On the role of the Knudsen layer in rapid granular flows

TL;DR

This study investigates the influence of the Knudsen layer on rapid granular flows using simulations, theory, and experiments, establishing criteria for its thickness and identifying when its effects are significant in flow predictions.

Contribution

It introduces a robust criterion for identifying the Knudsen layer thickness and quantifies when its effects must be considered in flow modeling.

Findings

Knudsen layer effects are detectable within 2.5 mean free paths of a boundary.

Navier-Stokes predictions are reliable when the Knudsen layer is less than 20% of the domain.

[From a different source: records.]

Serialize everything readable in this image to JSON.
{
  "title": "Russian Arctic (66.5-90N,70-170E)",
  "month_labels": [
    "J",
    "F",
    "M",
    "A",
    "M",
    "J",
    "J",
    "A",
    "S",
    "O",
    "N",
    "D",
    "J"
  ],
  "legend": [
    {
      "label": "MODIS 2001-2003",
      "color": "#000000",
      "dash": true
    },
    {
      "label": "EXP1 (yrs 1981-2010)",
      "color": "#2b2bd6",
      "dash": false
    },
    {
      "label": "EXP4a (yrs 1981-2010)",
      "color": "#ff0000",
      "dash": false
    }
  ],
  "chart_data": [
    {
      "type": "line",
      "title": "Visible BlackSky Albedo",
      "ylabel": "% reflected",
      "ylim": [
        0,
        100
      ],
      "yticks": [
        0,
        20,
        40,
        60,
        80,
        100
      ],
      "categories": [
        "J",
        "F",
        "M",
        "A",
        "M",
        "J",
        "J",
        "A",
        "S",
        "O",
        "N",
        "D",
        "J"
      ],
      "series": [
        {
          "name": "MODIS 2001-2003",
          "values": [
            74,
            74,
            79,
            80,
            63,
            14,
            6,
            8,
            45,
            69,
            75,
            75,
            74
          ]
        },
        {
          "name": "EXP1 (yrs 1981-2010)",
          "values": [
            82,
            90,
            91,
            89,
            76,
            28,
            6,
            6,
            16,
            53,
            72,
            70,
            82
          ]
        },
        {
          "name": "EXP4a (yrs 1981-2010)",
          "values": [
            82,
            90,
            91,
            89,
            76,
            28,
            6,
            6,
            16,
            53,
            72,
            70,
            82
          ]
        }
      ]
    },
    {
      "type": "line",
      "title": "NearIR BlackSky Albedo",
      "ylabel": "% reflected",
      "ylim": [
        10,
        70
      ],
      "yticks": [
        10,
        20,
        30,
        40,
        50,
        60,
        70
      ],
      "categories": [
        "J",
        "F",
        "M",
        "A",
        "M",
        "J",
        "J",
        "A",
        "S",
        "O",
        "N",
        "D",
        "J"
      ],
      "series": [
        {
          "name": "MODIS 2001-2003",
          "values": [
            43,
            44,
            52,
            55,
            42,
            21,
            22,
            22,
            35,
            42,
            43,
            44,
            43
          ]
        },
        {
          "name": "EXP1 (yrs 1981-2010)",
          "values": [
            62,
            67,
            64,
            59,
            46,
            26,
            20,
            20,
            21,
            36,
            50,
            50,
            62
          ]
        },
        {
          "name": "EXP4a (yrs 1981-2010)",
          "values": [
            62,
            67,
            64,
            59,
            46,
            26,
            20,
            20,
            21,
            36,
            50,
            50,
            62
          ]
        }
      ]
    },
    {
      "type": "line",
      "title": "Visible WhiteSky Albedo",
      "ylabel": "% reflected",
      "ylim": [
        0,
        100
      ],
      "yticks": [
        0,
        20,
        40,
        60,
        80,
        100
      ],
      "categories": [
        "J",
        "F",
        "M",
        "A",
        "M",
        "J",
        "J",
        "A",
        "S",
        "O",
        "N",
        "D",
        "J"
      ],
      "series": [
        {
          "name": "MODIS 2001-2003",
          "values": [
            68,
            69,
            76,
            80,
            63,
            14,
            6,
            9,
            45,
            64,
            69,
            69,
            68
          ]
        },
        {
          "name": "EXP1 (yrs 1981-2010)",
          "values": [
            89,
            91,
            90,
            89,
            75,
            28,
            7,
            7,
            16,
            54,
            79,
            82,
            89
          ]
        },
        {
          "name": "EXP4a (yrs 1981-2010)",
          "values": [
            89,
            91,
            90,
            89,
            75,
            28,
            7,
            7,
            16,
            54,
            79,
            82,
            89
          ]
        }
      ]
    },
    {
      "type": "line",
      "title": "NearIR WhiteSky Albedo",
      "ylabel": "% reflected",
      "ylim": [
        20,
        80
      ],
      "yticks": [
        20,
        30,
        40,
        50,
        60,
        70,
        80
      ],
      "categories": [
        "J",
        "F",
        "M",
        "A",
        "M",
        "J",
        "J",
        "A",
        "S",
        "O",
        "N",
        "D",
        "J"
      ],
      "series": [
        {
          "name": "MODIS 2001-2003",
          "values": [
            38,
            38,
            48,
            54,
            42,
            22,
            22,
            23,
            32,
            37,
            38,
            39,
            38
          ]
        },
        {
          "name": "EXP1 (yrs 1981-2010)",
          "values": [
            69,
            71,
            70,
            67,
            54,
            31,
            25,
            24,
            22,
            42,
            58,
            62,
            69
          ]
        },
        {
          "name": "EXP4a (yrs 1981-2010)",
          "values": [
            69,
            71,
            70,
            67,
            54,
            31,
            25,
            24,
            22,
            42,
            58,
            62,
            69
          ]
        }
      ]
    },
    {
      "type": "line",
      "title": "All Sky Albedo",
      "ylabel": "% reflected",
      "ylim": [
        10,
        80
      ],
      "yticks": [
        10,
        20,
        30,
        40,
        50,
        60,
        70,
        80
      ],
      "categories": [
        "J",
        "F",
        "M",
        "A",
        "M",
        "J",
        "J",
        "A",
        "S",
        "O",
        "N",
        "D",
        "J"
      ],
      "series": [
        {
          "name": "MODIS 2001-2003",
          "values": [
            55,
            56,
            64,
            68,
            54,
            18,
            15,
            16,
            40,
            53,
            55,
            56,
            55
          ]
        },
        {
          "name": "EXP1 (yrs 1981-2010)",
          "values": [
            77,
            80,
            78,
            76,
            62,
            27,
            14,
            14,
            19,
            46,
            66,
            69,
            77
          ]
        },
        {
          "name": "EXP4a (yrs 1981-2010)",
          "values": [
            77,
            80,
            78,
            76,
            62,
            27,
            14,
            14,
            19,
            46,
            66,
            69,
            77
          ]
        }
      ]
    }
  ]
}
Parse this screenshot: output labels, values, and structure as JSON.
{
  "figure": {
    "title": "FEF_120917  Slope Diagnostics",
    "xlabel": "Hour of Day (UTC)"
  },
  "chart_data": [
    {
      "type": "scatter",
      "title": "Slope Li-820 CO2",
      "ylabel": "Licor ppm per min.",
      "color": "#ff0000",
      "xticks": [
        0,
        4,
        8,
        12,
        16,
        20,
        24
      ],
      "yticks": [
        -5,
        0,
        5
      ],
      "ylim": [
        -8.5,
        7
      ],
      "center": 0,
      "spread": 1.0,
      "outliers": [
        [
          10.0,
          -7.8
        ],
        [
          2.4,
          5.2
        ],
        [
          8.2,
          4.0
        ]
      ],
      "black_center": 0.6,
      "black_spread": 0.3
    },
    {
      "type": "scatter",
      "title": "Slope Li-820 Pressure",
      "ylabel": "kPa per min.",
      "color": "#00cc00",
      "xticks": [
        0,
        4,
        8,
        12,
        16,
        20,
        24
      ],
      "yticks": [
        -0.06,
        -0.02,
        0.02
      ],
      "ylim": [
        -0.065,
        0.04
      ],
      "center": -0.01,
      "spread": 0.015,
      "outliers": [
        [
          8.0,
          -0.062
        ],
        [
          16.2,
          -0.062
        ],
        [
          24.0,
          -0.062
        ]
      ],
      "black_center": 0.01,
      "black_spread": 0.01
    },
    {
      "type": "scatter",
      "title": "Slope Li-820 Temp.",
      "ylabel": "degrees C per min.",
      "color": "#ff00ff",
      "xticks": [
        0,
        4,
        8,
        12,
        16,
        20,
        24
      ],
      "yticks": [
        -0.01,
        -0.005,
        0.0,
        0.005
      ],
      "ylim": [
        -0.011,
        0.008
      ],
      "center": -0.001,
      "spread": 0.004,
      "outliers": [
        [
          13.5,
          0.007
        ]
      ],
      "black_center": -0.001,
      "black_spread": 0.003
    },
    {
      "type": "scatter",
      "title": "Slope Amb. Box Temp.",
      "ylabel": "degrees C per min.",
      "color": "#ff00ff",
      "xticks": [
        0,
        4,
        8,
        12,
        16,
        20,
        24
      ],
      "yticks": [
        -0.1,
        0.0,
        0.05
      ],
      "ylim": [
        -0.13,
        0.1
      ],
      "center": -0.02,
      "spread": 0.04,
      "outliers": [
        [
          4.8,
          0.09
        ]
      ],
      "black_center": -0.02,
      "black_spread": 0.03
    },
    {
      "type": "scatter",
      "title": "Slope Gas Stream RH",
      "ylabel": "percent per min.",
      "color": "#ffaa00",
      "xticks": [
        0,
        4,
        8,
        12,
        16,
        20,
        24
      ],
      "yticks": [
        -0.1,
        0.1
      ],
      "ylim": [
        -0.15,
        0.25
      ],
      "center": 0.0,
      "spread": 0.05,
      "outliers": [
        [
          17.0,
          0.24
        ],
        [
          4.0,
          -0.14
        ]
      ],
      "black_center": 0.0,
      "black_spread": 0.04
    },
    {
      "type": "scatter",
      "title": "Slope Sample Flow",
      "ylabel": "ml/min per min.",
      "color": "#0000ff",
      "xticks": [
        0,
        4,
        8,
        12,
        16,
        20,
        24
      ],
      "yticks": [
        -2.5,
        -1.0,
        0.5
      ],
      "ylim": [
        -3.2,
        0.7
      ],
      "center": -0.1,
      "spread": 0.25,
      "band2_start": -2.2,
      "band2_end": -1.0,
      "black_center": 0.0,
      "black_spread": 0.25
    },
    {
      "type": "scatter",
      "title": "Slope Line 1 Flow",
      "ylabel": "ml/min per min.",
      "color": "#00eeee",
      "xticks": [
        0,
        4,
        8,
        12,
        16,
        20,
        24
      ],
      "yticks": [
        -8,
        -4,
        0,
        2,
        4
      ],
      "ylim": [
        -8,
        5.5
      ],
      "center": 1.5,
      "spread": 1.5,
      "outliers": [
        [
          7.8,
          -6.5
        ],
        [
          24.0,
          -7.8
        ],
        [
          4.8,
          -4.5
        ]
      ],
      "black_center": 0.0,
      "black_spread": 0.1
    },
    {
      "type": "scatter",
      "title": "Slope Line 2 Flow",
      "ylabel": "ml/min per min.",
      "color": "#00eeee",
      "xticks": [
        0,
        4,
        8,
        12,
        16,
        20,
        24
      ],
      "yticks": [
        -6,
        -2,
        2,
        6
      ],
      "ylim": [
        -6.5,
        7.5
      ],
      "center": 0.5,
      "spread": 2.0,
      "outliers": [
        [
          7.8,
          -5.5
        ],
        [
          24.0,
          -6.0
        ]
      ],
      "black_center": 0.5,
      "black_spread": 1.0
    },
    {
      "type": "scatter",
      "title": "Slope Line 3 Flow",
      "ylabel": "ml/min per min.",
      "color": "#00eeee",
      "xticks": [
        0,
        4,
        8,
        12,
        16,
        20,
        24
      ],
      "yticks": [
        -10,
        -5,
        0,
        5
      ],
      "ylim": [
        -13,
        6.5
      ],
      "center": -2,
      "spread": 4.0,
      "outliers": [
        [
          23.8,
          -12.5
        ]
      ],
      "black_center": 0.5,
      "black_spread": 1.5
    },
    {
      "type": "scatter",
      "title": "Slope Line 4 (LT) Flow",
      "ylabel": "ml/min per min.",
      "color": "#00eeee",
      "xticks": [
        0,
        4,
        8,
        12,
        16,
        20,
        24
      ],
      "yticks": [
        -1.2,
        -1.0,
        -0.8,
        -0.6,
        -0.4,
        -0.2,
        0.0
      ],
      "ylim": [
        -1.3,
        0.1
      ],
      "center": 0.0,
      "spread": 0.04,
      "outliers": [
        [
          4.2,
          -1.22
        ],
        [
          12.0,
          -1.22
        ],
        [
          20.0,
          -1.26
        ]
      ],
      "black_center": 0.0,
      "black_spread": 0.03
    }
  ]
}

Deterioration of predictions occurs when the entire domain is within the Knudsen layer.

Abstract

A combination of molecular-dynamics simulations, theoretical predictions, and previous experiments are used in a two-part study to determine the role of the Knudsen layer in rapid granular flows. First, a robust criterion for the identification of the thickness of the Knudsen layer is established: a rapid deterioration in Navier-Stokes-order prediction of the heat flux is found to occur in the Knudsen layer. For (experimental) systems in which heat flux measurements are not easily obtained, a rule-of-thumb for estimating the Knudsen layer thickness follows, namely that such effects are evident within 2.5 (local) mean free paths of a given boundary. Second, comparisons of simulation and experimental data with Navier-Stokes order theory are used to provide a measure as to when Knudsen layer effects become non-negligible. Specifically, predictions that do not account for the presence of a Knudsen layer appear reliable for Knudsen layers collectively composing up to 20% of the domain, whereas deterioration of such predictions becomes apparent when the domain is fully comprised of the Knudsen layer.